Adapting concepts per market
Same app, different vocabulary. Map the core idea to terms locals actually use, not what a dictionary suggests.
- Finance: “budget planner” → DE: “Haushaltsbuch”, ES: “control de gastos”, JP: “家計簿”. These reflect how people talk about household money, not budgets in the corporate sense.
- Scanner: “PDF scanner” → DE: “Dokumentensscanner”, FR: “scanner PDF”, JP: “スキャナー アプリ”. Utility queries often prefer functional nouns over brandy phrases.
- Workout: “home workout” → DE: “Heimtraining”, ES: “ejercicio en casa”, FR: “sport à la maison”. Phrasing changes but the intent—training at home—stays constant.
Building the 100‑char keyword field
This field is all about coverage. Use it to widen net‑new queries that your title and subtitle don’t already capture.
- Favor single words or short bigrams; drop spaces and articles to maximize the 100‑char field.
- Avoid duplicates already in title/subtitle; Apple de‑duplicates across fields, so reuse wastes space.
- Prefer variety over repetition; cover multiple intents rather than repeating one concept five ways.
- Use locale‑specific synonyms; only keep English loanwords when they’re popular in that market.

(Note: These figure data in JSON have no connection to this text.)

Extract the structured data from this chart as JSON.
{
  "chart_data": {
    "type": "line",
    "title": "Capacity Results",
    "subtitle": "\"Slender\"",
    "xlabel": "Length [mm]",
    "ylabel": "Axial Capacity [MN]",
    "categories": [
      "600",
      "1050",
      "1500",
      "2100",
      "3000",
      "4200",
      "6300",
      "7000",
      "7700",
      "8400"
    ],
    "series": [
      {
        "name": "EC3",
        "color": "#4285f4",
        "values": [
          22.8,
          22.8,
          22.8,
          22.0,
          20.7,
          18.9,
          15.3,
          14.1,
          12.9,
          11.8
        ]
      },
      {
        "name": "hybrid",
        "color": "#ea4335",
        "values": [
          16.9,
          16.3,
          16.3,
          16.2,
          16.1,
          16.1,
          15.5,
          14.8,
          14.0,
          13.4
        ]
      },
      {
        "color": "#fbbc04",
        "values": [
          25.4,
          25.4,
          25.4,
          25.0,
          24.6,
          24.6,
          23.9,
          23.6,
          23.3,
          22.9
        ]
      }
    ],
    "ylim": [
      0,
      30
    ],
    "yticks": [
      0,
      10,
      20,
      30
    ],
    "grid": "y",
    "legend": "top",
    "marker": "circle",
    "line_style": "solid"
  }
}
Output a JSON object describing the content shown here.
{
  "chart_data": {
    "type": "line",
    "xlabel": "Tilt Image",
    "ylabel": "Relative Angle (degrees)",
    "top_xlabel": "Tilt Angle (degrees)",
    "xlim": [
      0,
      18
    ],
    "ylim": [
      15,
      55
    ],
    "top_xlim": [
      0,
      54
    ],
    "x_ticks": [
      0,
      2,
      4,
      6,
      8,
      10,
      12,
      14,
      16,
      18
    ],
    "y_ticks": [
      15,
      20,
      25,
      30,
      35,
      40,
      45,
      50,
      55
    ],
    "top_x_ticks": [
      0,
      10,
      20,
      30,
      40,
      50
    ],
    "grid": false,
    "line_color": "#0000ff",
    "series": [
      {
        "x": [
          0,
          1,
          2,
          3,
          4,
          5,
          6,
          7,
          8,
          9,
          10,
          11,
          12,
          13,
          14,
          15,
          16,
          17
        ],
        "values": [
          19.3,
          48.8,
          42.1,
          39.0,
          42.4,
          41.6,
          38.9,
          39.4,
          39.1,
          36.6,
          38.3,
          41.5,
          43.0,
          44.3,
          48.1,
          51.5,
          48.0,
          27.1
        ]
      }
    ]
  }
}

Quarterly optimization routine
ASO isn’t set‑and‑forget. A light, recurring review keeps you compounding gains without busywork.
- Export current keywords and rankings per locale.
- Swap 20–30% of underperformers; add 2–3 new concepts.
- Refresh “What’s New” and screenshots for top 3 locales to support the changes.
- Re‑evaluate in 3–4 weeks; keep winners.
Tooling quick comparison
Use tools to speed up research, but let real storefront behavior guide decisions. Start scrappy, upgrade as you scale.
- AppTweak / Sensor Tower: best for volume and competitor insights per country.
- App Radar: tracking and iterations; good for SMBs.
- Sheets + App Store suggestions: free, slower but effective if disciplined.
Start with free methods to learn the landscape; invest in tools once you're iterating regularly and need speed.
Key takeaways
- Don't translate keywords; adapt them to each market's search language.
- Score candidates on volume, relevance, and competition per locale.
- Use the 100‑char field to broaden coverage, not repeat title terms.
- Review quarterly; rotate underperformers and keep winners.